Ein Faschist, der liebt?

Mit Jérôme Leroys „Der Block“ ins Innenleben einer rechtsradikalen Partei

Von Walter DelabarRSS-Newsfeed neuer Artikel von Walter Delabar

Besprochene Bücher / Literaturhinweise

Der Erfolg populistischer Parteien vom rechten Rand des Parteienspektrums beunruhigt mit gutem Grund. Niemand weiß so genau, ob diese Leute tatsächlich glauben, was sie sagen, oder ob es ihnen dabei nicht nur um die eigene Macht geht. Egal wie, die Blaupause dazu ist der Aufstieg der NSDAP, die vor keiner Geschichtsklitterung zurückschreckte und der Albrecht Koschorke jüngst in einem Essay nachsagte, dass ihre Repräsentanten eben durch den Willen zur Macht und nicht durch die Liebe zur Wahrheit aneinander gebunden waren.

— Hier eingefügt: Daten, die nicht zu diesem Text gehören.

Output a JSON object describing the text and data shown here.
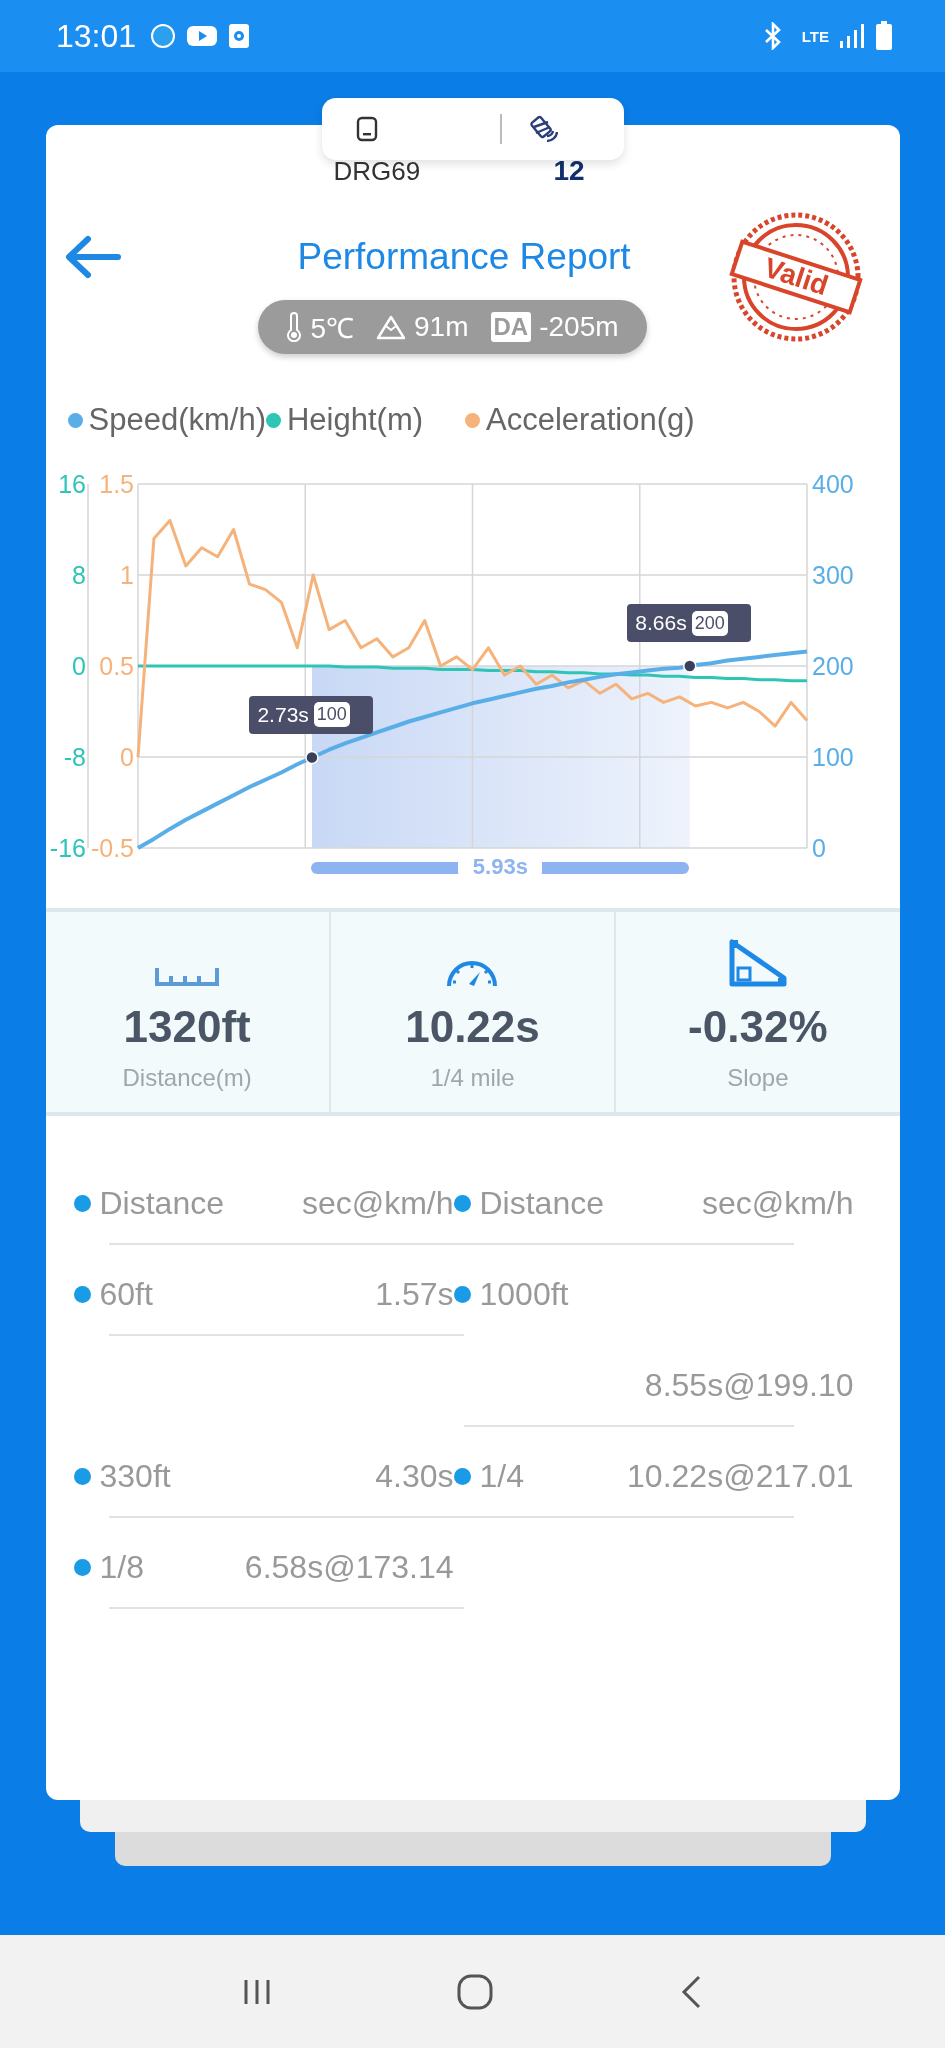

Gerade davor wird freilich immer wieder gewarnt: Man müsse davon ausgehen, dass das alles echt ist, auch wenn es kaum zu glauben ist. Und man müsse ebenfalls davon ausgehen, dass ihnen tatsächlich all das Zeug geglaubt wird, das sie von sich geben. Anders könne der Erfolg nicht erklärt – und eben auch verhindert werden. Pizzagate zum Beispiel, ein Schwachsinn übelster Sorte, der aber geglaubt wird.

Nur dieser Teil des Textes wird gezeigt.